If the bite is from a tick, most tick bites are painless and cause only minor signs and symptoms, such as redness, swelling or a sore on the skin. But some ticks transmit bacteria that cause illnesses, including Lyme disease and Rocky Mountain spotted fever. In general, to transmit Lyme disease a tick needs to be attached for at least 36 hours. Other infections can be transferred in a few hours or even a few minutes.To take care of a tick bite…
- Remove the tick promptly and carefully. Use fine-tipped forceps or tweezers to grasp the tick as close to your skin as possible. Gently pull out the tick using a slow and steady upward motion. Avoid twisting or squeezing the tick. Don’t handle the tick with bare hands. Experts don’t recommend using petroleum jelly, fingernail polish or a hot match to remove a tick.
- If possible, seal the tick in a container. Put the container in a freezer. Your doctor may want to see the tick if you develop new symptoms.
- Wash your hands and the bite site. Use warm water and soap, rubbing alcohol, or an iodine scrub.
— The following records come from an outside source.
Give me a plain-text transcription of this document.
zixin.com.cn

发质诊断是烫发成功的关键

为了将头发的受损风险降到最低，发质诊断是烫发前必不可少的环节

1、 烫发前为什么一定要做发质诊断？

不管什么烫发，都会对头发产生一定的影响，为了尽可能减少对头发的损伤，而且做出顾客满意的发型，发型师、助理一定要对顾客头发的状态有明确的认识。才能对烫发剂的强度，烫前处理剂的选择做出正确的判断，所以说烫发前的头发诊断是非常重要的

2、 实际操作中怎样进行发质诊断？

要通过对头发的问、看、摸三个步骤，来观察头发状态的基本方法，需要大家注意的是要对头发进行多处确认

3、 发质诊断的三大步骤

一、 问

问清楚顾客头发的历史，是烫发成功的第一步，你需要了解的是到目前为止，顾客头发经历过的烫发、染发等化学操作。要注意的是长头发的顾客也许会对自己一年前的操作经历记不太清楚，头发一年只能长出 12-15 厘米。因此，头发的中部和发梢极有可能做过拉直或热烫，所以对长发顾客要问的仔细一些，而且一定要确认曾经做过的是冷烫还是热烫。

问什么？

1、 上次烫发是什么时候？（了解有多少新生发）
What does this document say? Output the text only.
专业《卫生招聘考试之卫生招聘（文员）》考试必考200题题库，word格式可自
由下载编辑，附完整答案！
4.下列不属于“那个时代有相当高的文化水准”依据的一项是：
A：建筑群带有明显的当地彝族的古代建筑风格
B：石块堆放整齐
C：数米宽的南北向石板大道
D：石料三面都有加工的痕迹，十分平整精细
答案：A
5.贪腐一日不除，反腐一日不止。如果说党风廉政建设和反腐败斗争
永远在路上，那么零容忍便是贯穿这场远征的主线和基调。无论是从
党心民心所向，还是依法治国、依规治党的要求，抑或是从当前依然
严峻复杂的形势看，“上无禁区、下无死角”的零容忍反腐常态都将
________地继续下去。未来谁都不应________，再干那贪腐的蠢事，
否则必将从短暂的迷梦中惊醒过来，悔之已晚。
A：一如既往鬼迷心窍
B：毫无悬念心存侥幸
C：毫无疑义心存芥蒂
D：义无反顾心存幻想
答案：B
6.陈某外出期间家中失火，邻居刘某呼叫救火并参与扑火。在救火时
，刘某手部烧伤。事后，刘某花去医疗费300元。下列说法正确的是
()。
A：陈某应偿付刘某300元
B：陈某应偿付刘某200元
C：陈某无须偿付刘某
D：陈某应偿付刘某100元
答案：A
WHEN TO CONTACT YOUR DOCTOR
- You aren’t able to completely remove the tick. The longer the tick remains attached to your skin, the greater your risk of getting a disease from it.
- The rash gets bigger. A small red bump may appear at the site of the tick bite. This is normal. But if it develops into a larger rash, perhaps with a bull’s-eye pattern, it may indicate Lyme disease. The rash usually appears within three to 14 days.
- You develop flu-like signs and symptoms. Fever, chills, fatigue, muscle and joint pain, and a headache may accompany the rash.
- You think the bite site is infected. Signs and symptoms include redness or oozing.
- You think you were bitten by a deer tick. You may need antibiotics.
Also consult your doctor if signs and symptoms disappear because you may still be at risk of the disease. Your risk of contracting a disease from a tick bite depends on where you live or travel to, how much time you spend outside in woody and grassy areas, and how well you protect yourself.
Tick Bite with bull’s-eye pattern, which may indicate Lyme disease
When you have a small cut, you should guard it against germs and infection. Wash the wound with soap and water and apply an antiseptic such as Neosporine. You should then cover the wound with a bandage.
If your nose starts bleeding, the easiest way to stop it is to apply a cold, wet cloth directly to the nose or to pinch the nostrils between your fingers for a few minutes while tilting your head forward. In the past is was taught to tip your head back, but this caused the blood to run down into the person’s stomach and could give the person an upset stomach. Instead, tilt you head slightly forward. The bleeding should stop after several minutes. If the bleeding does not stop seek medical attention.
Splinters are small fragments of wood, metal or glass that enter and break off just below the surface of the skin. The easiest way to remove them is with a tweezers or sterile needle. Once the splinter is removed, the area should be treated as you would a small cut, by washing and then covering with a bandage.